El matiz es importante.  Si la guerra genera igualdad, es

  • o igualdad en la miseria
  • o igualdad basada en que un país no ha sido devastado por la guerra, pero que se ha beneficiado de la guerra vendiendo armas.  Lo cual se nos ocurre clasificarlos como igualdad miserable.

Piensa que la desigualdad genera guerras

Es lo que defiendo en el libro para el caso de la Primera Guerra Mundial (no tanto la Segunda): la enorme desigualdad hizo que las élites en los países ricos no pudieran encontrar la demanda agregada suficiente para ‘colocar’ su capital dentro del país. Por eso se vieron tentados a exportar el capital y luego controlar políticamente los países en los que lo habían invertido. Eso llevó a una lucha por el territorio y en consecuencia a la guerra. De modo que sí, creo que la desigualdad está en el origen de las fuerzas que terminaron precipitando la Primera Guerra Mundial. Es algo que podría volver a suceder.

(…)  La desigualdad, a nivel nacional, puede convertirse en un problema global. Igual que sucediera con la Primer Guerra Mundial, en la que los intereses de las élites domésticas trajeron consigo consternación política transnacional y una gran guerra, podemos vernos en una situación en la que los niveles crecientes de desigualdad, que parecen un problema doméstico, repercutan en la política exterior, y lleven a ciertos países al enfrentamiento bélico con otros. Creo que es una lección fundamental.
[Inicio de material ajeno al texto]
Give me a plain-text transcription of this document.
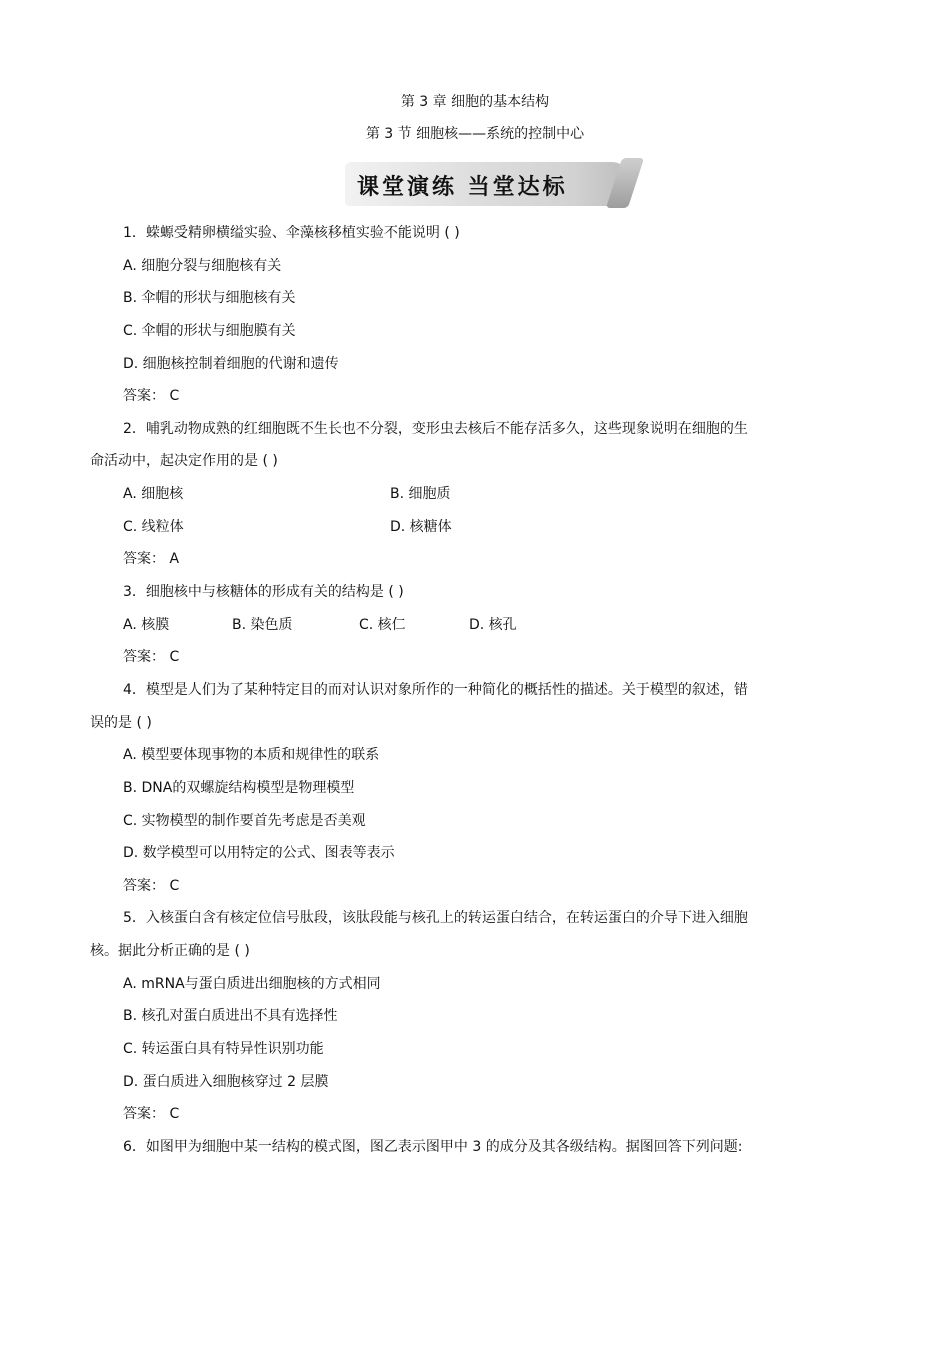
第 3 章 细胞的基本结构
第 3 节 细胞核——系统的控制中心
课堂演练 当堂达标
1．蝾螈受精卵横缢实验、伞藻核移植实验不能说明 ( )
A. 细胞分裂与细胞核有关
B. 伞帽的形状与细胞核有关
C. 伞帽的形状与细胞膜有关
D. 细胞核控制着细胞的代谢和遗传
答案： C
2．哺乳动物成熟的红细胞既不生长也不分裂，变形虫去核后不能存活多久，这些现象说明在细胞的生
命活动中，起决定作用的是 ( )
A. 细胞核	B. 细胞质
C. 线粒体	D. 核糖体
答案： A
3．细胞核中与核糖体的形成有关的结构是 ( )
A. 核膜	B. 染色质	C. 核仁	D. 核孔
答案： C
4．模型是人们为了某种特定目的而对认识对象所作的一种简化的概括性的描述。关于模型的叙述，错
误的是 ( )
A. 模型要体现事物的本质和规律性的联系
B. DNA的双螺旋结构模型是物理模型
C. 实物模型的制作要首先考虑是否美观
D. 数学模型可以用特定的公式、图表等表示
答案： C
5．入核蛋白含有核定位信号肽段，该肽段能与核孔上的转运蛋白结合，在转运蛋白的介导下进入细胞
核。据此分析正确的是 ( )
A. mRNA与蛋白质进出细胞核的方式相同
B. 核孔对蛋白质进出不具有选择性
C. 转运蛋白具有特异性识别功能
D. 蛋白质进入细胞核穿过 2 层膜
答案： C
6．如图甲为细胞中某一结构的模式图，图乙表示图甲中 3 的成分及其各级结构。据图回答下列问题:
La sucesión de hechos que pronostica Branko es la siguiente:

1º, Por las condiciones económicas se crea desigualdad.  Lo que provoca que los muy ricos acumulen mucho más capital (tal como ahora está ocurriendo gracias a la crisis económica)

2º, los muy ricos no encuentra mercado interior para seguir sacando beneficios (porque los «desiguales» no tienen para comprar) de sus nuevos capitales acumulados durante la crisis (tal como ocurre ahora debido a la crisis económica)

3º, por ello invierten en países extranjeros y desinvierten en los propios.  Que, ahora, con la globalización, pueden estar en cualquier lugar del mundo.

4º, como sus queridos capitales están allende sus fronteras, tienen la necesidad de controlar estos países extranjeros para asegurar sus capitales e intereses.

5º, los muy ricos influyen por tanto en sus respectivos gobiernos para que ellos, a través de su política exterior militarista controlen los países que les interesan.  Y lo hacen, claro está, contra los propios intereses nacionales de estos países extranjeros, que intentan rebelarse, y de la gente sometida a desigualda en sus propios países.

6º, estalla la guerra que provoca los siguientes casos:

  • los muy ricos siguen beneficiándose de sus inversiones en industrias militares o bancos que invierten en industrias militares, y de sus ventas de material militar.  Esto genera desigualdad.
  • los países que sufren la guerra son devastados.  Esto provoca igualdad en la miseria.  Ahora en muchos países en guerra acaban generándose los llamados Estados fallidos, es decir, igualdad crónica en la miseria.
  • los países que no sufren la guerra pueden conseguir, en la medida en que se beneficien económicamente de la guerra, una mejora de su igualdad interna, pero esta igualdad sera igualdad miserable.

En definitiva, la guerra, en nuestra modesta opinión provoca desigualdad, igualdad en la miseria e igualdad miserable.

No es un instrumento saludable de política, sino todo lo contrario.